If this ‘lexical graph’ is not desired, set the created_lexical_graph to False in the extractor constructor:

extractor = LLMEntityRelationExtractor(
    llm=....,
    create_lexical_graph=False,
)

Customizing the Prompt

The default prompt uses the ERExtractionTemplate. It is possible to provide a custom prompt as string:

extractor = LLMEntityRelationExtractor(
    llm=....,
    prompt="this is my prompt",
)

The following variables can be used in the prompt:

  • text (str): the text to be analyzed.

  • schema (str): the graph schema to be used.

  • examples (str): examples for few-shot learning.

Subclassing the EntityRelationExtractor

If more customization is needed, it is possible to subclass the EntityRelationExtractor interface:

from pydantic import validate_call
from neo4j_graphrag.experimental.components.entity_relation_extractor import EntityRelationExtractor
from neo4j_graphrag.experimental.components.schema import SchemaConfig
from neo4j_graphrag.experimental.components.types import (
    Neo4jGraph,
    Neo4jNode,
    Neo4jRelationship,
    TextChunks,
)

class MyExtractor(EntityRelationExtractor):

@validate_call
async def run(self, chunks: TextChunks, **kwargs: Any) -> Neo4jGraph:
    return Neo4jGraph(
        nodes=[
            Neo4jNode(id="0", label="Person", properties={"name": "A. Einstein"}),
            Neo4jNode(id="1", label="Concept", properties={"name": "Theory of relativity"}),
        ],
        relationships=[
            Neo4jRelationship(type="PROPOSED_BY", start_node_id="1", end_node_id="0", properties={"year": 1915})
        ],
    )

See EntityRelationExtractor.

Knowledge Graph Writer

KG writer are used to save the results of the EntityRelationExtractor.
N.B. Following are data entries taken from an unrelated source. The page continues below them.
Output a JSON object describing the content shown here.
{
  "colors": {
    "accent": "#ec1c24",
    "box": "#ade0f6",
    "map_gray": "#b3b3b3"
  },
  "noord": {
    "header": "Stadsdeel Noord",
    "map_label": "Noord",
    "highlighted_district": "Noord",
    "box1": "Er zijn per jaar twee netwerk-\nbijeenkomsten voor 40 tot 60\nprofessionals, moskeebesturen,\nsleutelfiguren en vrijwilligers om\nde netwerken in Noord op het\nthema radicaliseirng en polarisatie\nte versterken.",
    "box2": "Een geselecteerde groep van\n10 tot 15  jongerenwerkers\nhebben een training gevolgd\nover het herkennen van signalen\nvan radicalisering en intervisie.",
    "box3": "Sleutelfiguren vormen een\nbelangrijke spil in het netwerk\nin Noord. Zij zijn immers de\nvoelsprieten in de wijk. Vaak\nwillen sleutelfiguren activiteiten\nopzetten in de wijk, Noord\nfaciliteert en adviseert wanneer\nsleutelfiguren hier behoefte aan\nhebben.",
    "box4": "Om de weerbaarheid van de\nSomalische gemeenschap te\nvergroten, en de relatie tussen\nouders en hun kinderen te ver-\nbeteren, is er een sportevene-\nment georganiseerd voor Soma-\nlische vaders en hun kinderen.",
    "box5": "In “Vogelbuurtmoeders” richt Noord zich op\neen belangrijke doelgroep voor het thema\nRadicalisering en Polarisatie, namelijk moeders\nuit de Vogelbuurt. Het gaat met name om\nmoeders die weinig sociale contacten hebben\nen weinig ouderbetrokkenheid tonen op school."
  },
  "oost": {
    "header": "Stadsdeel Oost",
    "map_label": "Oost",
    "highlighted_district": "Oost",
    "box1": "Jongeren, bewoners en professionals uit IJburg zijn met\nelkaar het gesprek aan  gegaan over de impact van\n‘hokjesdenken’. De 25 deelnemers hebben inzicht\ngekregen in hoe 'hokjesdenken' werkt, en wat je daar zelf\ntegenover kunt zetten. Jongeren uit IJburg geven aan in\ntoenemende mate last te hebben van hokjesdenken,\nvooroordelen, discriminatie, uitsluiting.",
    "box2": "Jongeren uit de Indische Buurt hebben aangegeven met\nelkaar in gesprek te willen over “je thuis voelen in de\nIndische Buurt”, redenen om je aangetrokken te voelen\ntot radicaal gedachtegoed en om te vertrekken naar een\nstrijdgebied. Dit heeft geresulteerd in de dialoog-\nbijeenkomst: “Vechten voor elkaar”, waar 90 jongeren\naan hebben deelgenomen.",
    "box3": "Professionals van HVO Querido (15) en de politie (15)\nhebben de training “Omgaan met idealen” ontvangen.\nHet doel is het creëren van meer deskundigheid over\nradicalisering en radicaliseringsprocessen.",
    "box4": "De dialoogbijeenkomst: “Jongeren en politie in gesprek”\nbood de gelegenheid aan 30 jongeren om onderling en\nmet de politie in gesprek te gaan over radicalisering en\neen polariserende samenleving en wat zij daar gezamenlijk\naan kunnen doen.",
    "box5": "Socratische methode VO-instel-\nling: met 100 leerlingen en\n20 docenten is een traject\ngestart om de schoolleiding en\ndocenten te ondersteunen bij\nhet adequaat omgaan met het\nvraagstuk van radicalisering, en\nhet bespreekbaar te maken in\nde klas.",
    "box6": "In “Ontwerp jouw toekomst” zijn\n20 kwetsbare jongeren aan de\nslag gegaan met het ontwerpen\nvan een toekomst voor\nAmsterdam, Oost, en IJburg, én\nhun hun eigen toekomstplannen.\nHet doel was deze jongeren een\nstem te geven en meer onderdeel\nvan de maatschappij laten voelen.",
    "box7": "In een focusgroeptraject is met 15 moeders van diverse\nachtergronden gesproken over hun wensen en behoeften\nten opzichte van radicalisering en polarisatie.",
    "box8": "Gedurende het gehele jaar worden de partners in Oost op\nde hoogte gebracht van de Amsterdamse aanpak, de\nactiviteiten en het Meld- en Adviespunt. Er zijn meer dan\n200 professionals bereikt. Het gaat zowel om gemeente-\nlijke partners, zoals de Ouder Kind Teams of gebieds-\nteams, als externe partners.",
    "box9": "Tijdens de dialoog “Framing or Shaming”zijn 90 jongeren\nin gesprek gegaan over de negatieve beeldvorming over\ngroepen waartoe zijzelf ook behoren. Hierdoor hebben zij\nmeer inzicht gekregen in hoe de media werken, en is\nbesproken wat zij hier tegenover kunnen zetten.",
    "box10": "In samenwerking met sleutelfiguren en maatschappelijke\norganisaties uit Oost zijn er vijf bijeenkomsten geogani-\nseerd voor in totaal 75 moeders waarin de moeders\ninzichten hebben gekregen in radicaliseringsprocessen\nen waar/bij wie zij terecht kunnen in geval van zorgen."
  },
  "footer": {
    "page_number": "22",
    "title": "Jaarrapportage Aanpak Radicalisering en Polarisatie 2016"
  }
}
The main implementation is the Neo4jWriter that will write nodes and relationships to a Neo4j database:

import neo4j
from neo4j_graphrag.experimental.components.kg_writer import Neo4jWriter
from neo4j_graphrag.experimental.components.types import Neo4jGraph

with neo4j.GraphDatabase.driver(
    "bolt://localhost:7687", auth=("neo4j", "password")
) as driver:
    writer = Neo4jWriter(driver)
    graph = Neo4jGraph(nodes=[], relationships=[])
    asyncio.run(writer.run())

See Neo4jGraph for the description of the input type.

It is possible to create a custom writer using the KGWriter interface:

import json
from pydantic import validate_call
from neo4j_graphrag.experimental.components.kg_writer import KGWriter

class JsonWriter(KGWriter):

    def __init__(self, file_name: str) -> None:
        self.file_name = file_name

    @validate_call
    async def run(self, graph: Neo4jGraph) -> KGWriterModel:
        try:
            with open(self.file_name, "w") as f:
                json.dump(graph.model_dump(), f, indent=2)
            return KGWriterModel(status="SUCCESS")
        except Exception:
            return KGWriterModel(status="FAILURE")

Note

The validate_call decorator is required when the input parameter contain a pydantic model.

See KGWriterModel and KGWriter in API reference.